Me niego. Por Ana MªTomás

Me niego

Ana MªTomás

He escuchado varias veces la canción titulada “Vivir” que Rozalén y Estopa cantan para apoyar la lucha contra el cáncer de mama. Dice la autora que durante meses habló con enfermas y que finalmente se encerró varios días con esas vivencias para intentar ponerse en su piel. Evidentemente, la reflexión que brota de la canción no puede ser más hermosa, aunque… hay estrofas con las que estoy en total desacuerdo. Dice la canción que cada día habría que levantarse mirando al cielo, dando gracias por la vida, siendo consciente de que lo que no nos ayude a ser feliz, todo aquello que nos lastre, incluidas las personas tóxicas que nos rodean que suelen ser, en muchos casos, multitud, sepamos mantenerlas lejos sin permitir que nadie nos paralice y, de ocurrir eso, si alguien detiene nuestros pies, saltar por encima del obstáculo, es decir, aprender a volar. En frases cortas, pero llenas de fuerza se recuerda  que la vida es demasiado breve para malgastarla en odios.

Sin embargo, habla también de otra idea, demasiado frecuente entre las personas que han sufrido un cáncer o cualesquiera otras enfermedades que les han desajustado la vida, que las ha llevado al borde del abismo de la muerte, que, como dice la canción, las han golpeado como una “ola gigante”, arrasándolo todo y dejándolas desnudas, vulnerables, desprotegidas frente a la inmensidad del miedo… La idea a la que me refiero y que cita textualmente la canción es que “Quizá tenía que pasar. No es justo, pero solo así se aprende a valorar”. Y ahí ya si que no. Vamos, que no es que niegue  que la cosa sea así. Lo es. Pero precisamente por eso, porque soy yo quien se niega a que tengamos casi que morir para apreciar la vida. Me niego a que tengamos que enfermar para darnos permiso para quitarnos de encima a tanto plasta que nos rodea,  nos roba el tiempo, la energía, las ilusiones…  nos frena. Me niego a que tengamos que vernos sin vida para apreciarla, para vivirla, para mandar a freír monas convencionalismos sociales, asistencias a actos políticos, culturales, familiares… que nos repatean el hígado. Me niego dar parabienes a quienes nos estamos ciscando en sus muertos, escuchar batallitas, críticas, maledicencias que ni nos van ni nos vienen pero que soportamos estoicamente con una sonrisa crispada sin saber muy bien por qué porque ni siquiera la persona que nos está intoxicando nos importa un pepino… Me niego a considerar como algo lógico y normal tener agua corriente y caliente, poder darme un baño, sumergirme en el mar o en una humilde bañera… porque eso es algo que no pueden hacer durante mucho tiempo los enfermos de cáncer atados a vías en brazos, cuellos y hasta omóplatos. Me niego a dar un “sí” a otros cuando eso supone darme un “no” a mí misma, a complacer a los demás, a cubrir las expectativas que tienen conmigo a costa de renunciar a mi propia fidelidad, a mis principios o, simplemente, a mis gustos… Porque eso… todo eso es lo que nos conduce, precisamente, a enfermarnos. Así que me niego a enfermar para valorar lo que es la salud, lo que es el privilegio de la vida, de las cosas pequeñas que vienen a ser, casi siempre, las más grandes.

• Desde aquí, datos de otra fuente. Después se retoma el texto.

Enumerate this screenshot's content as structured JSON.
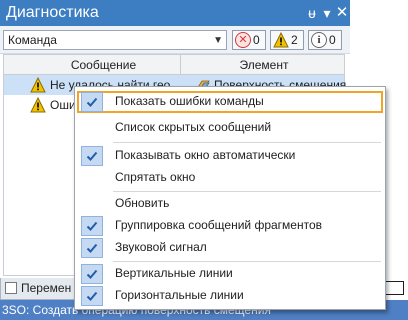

Habla la canción de dedicar nuestro tiempo a quienes queremos, de mirar la vida con los ojos de un niño capaz de llenarlo todo de colores brillantes, pero añade también: “Cuando me miren sabrán que me toca ser feliz”. Y no, no podemos esperar la mirada ¿compasiva? ¿permisiva? de los demás dándonos a entender que ya hemos sufrido lo suficiente y que ahora ya sí se nos da permiso, que ya “nos toca” ser feliz. Porque ser feliz es algo que nos toca siempre independientemente de las circunstancia adversas de la vida. Porque para ser feliz es suficiente con conectarnos con nuestra esencia, con mantenernos en nuestro centro. Porque la felicidad no es un sentimiento, es una decisión, personal e intransferible.

La canción de Rozalén y Estopa es una hermosa reflexión para ponernos todos los días y recordarnos lo hermosa que es la Vida. Pero, sobre todo, para revolvernos las tripas del corazón y no esperar a que nada ni nadie detengan nuestros pies y nos impida  aprender a volar.